Ainda triste com a morte recente de uma amiga , decidi participar numa sessão de uma Comunidade de Leitores a decorrer em Lisboa. Discutia-se um livro de autor para mim desconhecido. Uma forma de escrita que me surpreendera. Estava curiosa de ouvir falar sobre a intenção de quem escrevera, sobre o que o motivava , sobre a elaboração do texto. Alguém fez a apresentação do autor ali presente, o editor explicou porque apreciava aquela escrita e o gosto em o ter editado . Surgiram perguntas dos assistentes, dúvidas, sugestões, elogios. As respostas vieram em voz calma, simples. O autor a desvendar o processo criativo, a dizer do prazer de juntar palavras, do sentido que lhes quisera imprimir.

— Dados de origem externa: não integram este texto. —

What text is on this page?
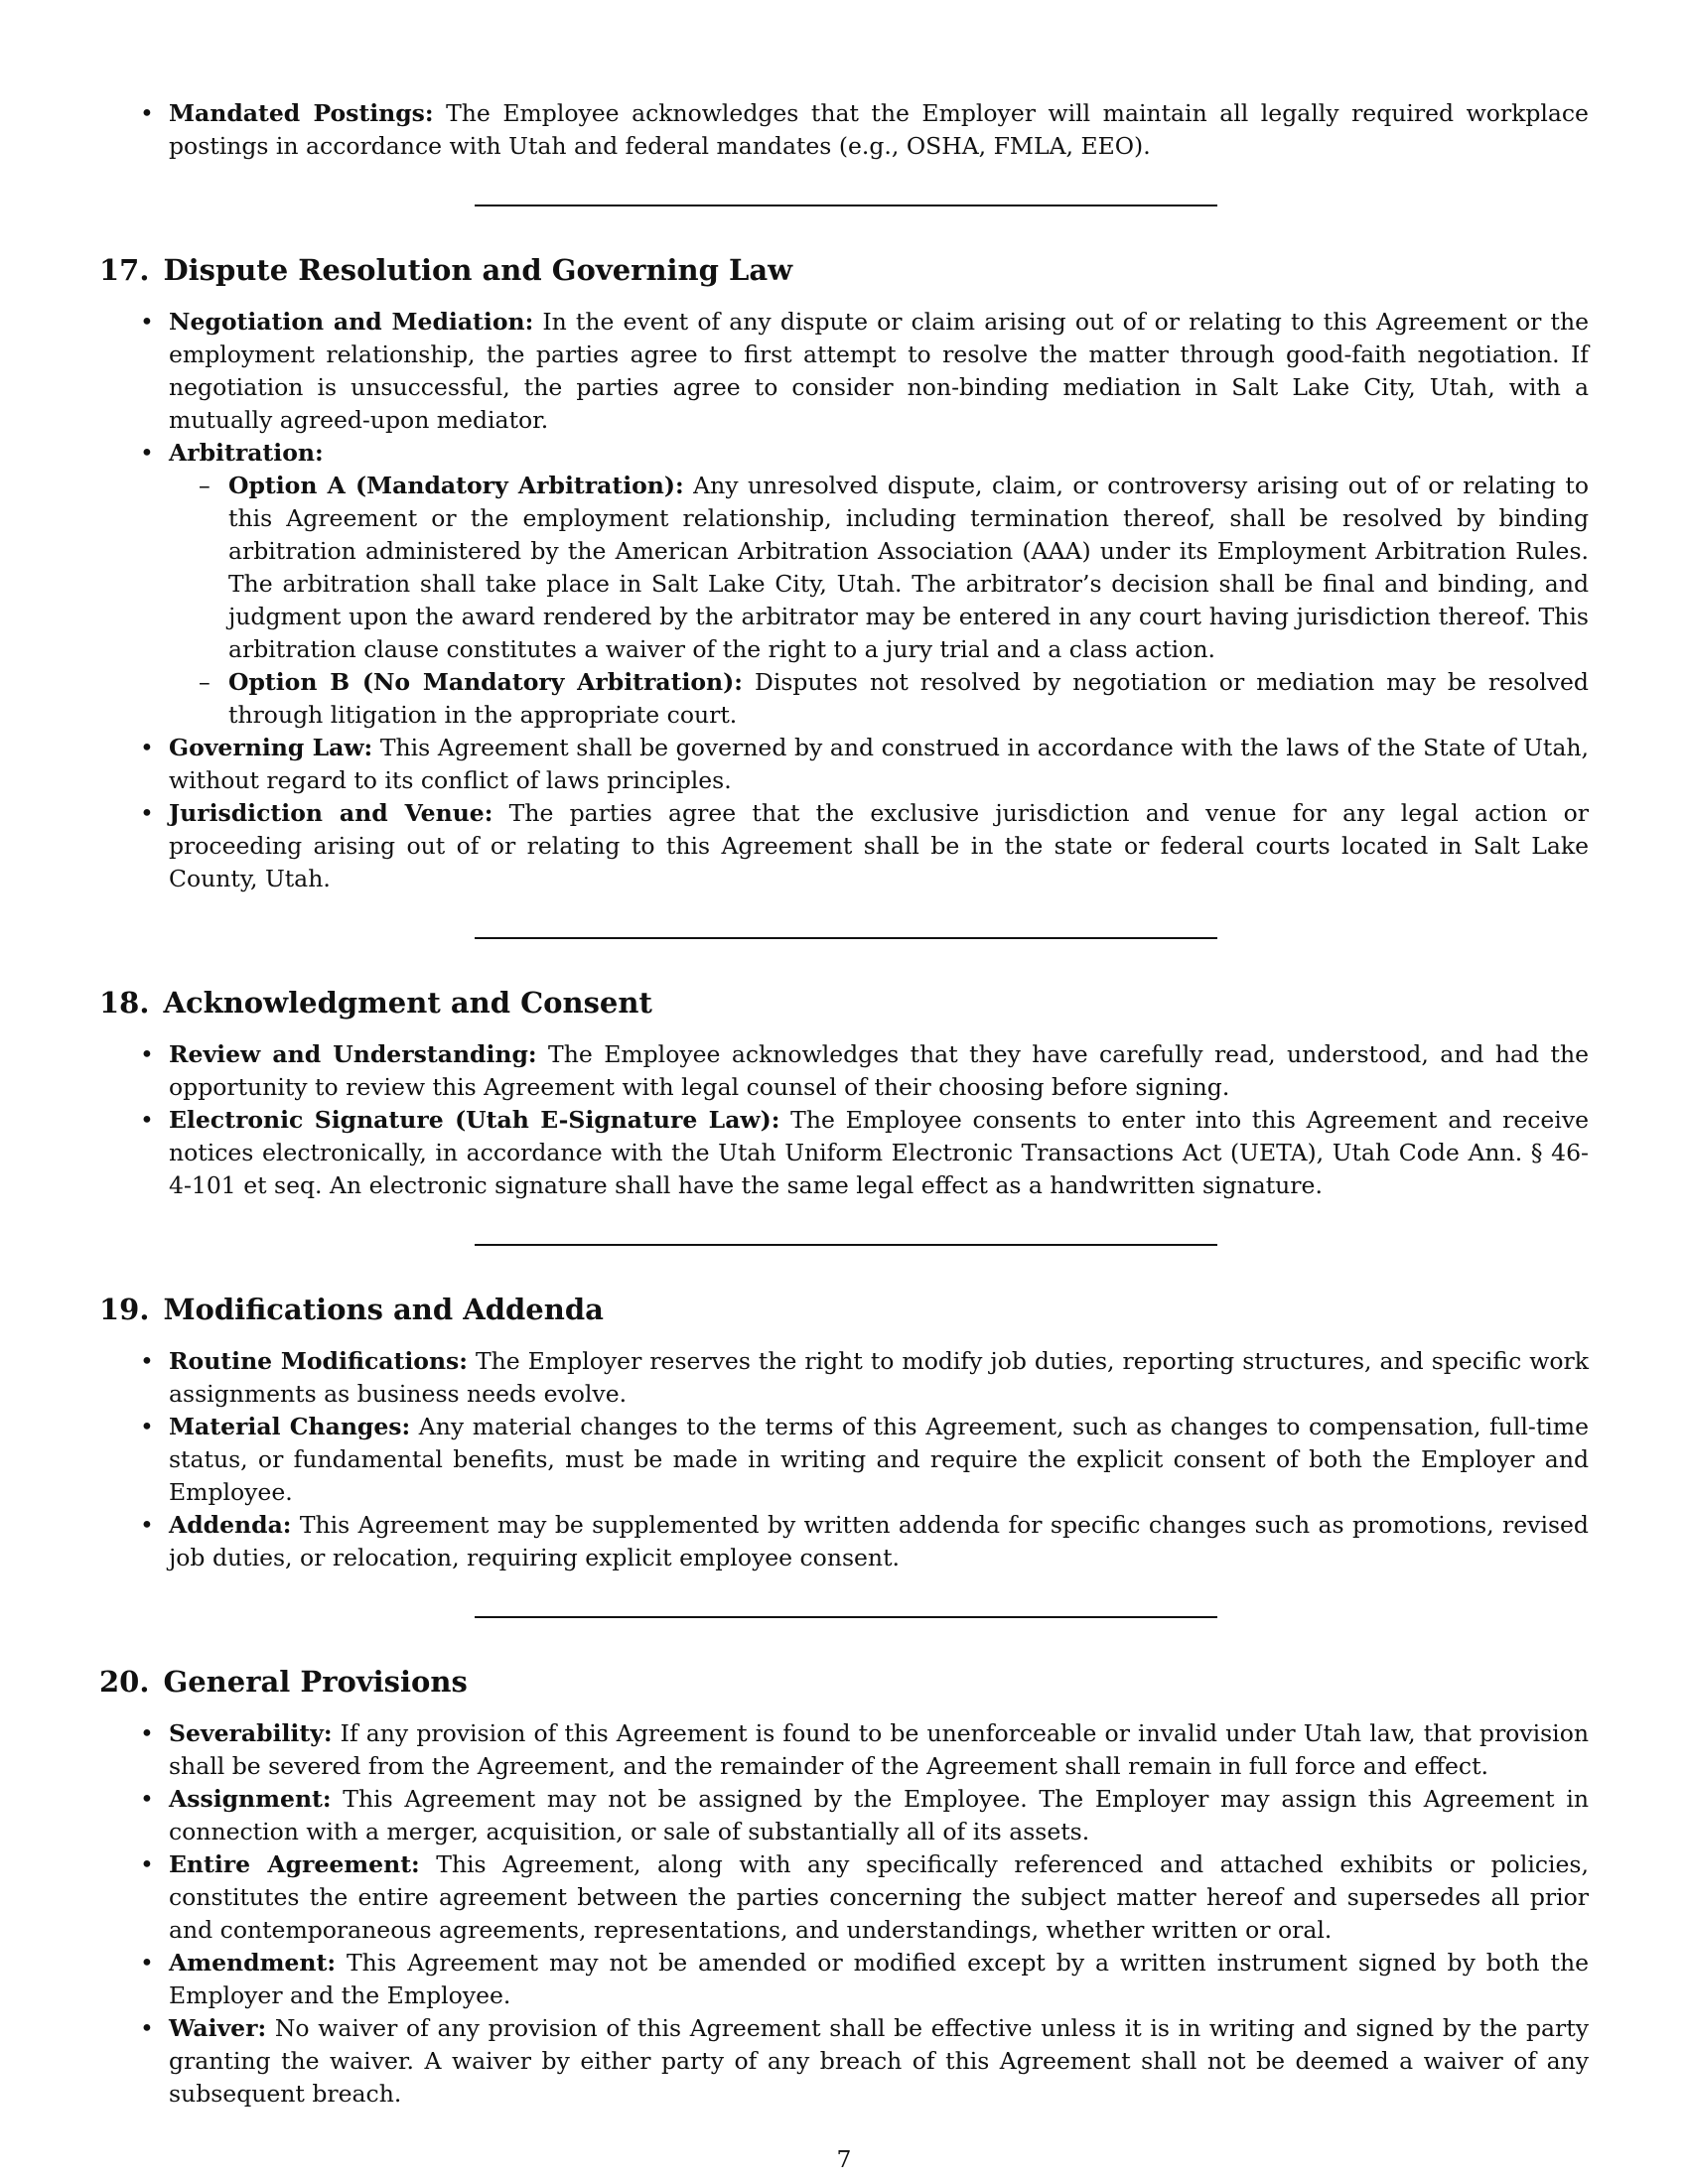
• Mandated Postings: The Employee acknowledges that the Employer will maintain all legally required workplace postings in accordance with Utah and federal mandates (e.g., OSHA, FMLA, EEO).
17. Dispute Resolution and Governing Law
• Negotiation and Mediation: In the event of any dispute or claim arising out of or relating to this Agreement or the employment relationship, the parties agree to first attempt to resolve the matter through good-faith negotiation. If negotiation is unsuccessful, the parties agree to consider non-binding mediation in Salt Lake City, Utah, with a mutually agreed-upon mediator.
• Arbitration:
– Option A (Mandatory Arbitration): Any unresolved dispute, claim, or controversy arising out of or relating to this Agreement or the employment relationship, including termination thereof, shall be resolved by binding arbitration administered by the American Arbitration Association (AAA) under its Employment Arbitration Rules. The arbitration shall take place in Salt Lake City, Utah. The arbitrator’s decision shall be final and binding, and judgment upon the award rendered by the arbitrator may be entered in any court having jurisdiction thereof. This arbitration clause constitutes a waiver of the right to a jury trial and a class action.
– Option B (No Mandatory Arbitration): Disputes not resolved by negotiation or mediation may be resolved through litigation in the appropriate court.
• Governing Law: This Agreement shall be governed by and construed in accordance with the laws of the State of Utah, without regard to its conflict of laws principles.
• Jurisdiction and Venue: The parties agree that the exclusive jurisdiction and venue for any legal action or proceeding arising out of or relating to this Agreement shall be in the state or federal courts located in Salt Lake County, Utah.
18. Acknowledgment and Consent
• Review and Understanding: The Employee acknowledges that they have carefully read, understood, and had the opportunity to review this Agreement with legal counsel of their choosing before signing.
• Electronic Signature (Utah E-Signature Law): The Employee consents to enter into this Agreement and receive notices electronically, in accordance with the Utah Uniform Electronic Transactions Act (UETA), Utah Code Ann. § 46-4-101 et seq. An electronic signature shall have the same legal effect as a handwritten signature.
19. Modifications and Addenda
• Routine Modifications: The Employer reserves the right to modify job duties, reporting structures, and specific work assignments as business needs evolve.
• Material Changes: Any material changes to the terms of this Agreement, such as changes to compensation, full-time status, or fundamental benefits, must be made in writing and require the explicit consent of both the Employer and Employee.
• Addenda: This Agreement may be supplemented by written addenda for specific changes such as promotions, revised job duties, or relocation, requiring explicit employee consent.
20. General Provisions
• Severability: If any provision of this Agreement is found to be unenforceable or invalid under Utah law, that provision shall be severed from the Agreement, and the remainder of the Agreement shall remain in full force and effect.
• Assignment: This Agreement may not be assigned by the Employee. The Employer may assign this Agreement in connection with a merger, acquisition, or sale of substantially all of its assets.
• Entire Agreement: This Agreement, along with any specifically referenced and attached exhibits or policies, constitutes the entire agreement between the parties concerning the subject matter hereof and supersedes all prior and contemporaneous agreements, representations, and understandings, whether written or oral.
• Amendment: This Agreement may not be amended or modified except by a written instrument signed by both the Employer and the Employee.
• Waiver: No waiver of any provision of this Agreement shall be effective unless it is in writing and signed by the party granting the waiver. A waiver by either party of any breach of this Agreement shall not be deemed a waiver of any subsequent breach.
7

De repente, uma pergunta sem resposta. Um silêncio, nada mais que um silêncio. E a resposta esperada que não vinha. Supôs-se ser mais uma forma de ironizar, talvez a continuação da crítica social que o livro é em si. Só o silêncio de quem devia falar e o espanto de quem queria ouvir. Calou-se a voz para sempre. Ali, perante nós, incrédulos,que tínhamos vindo por ele, pelas palavras que escrevera. Ali , esperando a sua voz, restou apenas o silêncio. As palavras escritas, essas, perdurarão na memória de quem as leu, serão lidas por outros. Mas a voz nunca mais será ouvida.
O que é, afinal, a vida?
Pequena homenagem a Alface, escritor , 58 anos, que ontem foi a sepultar no seu Alentejo natal.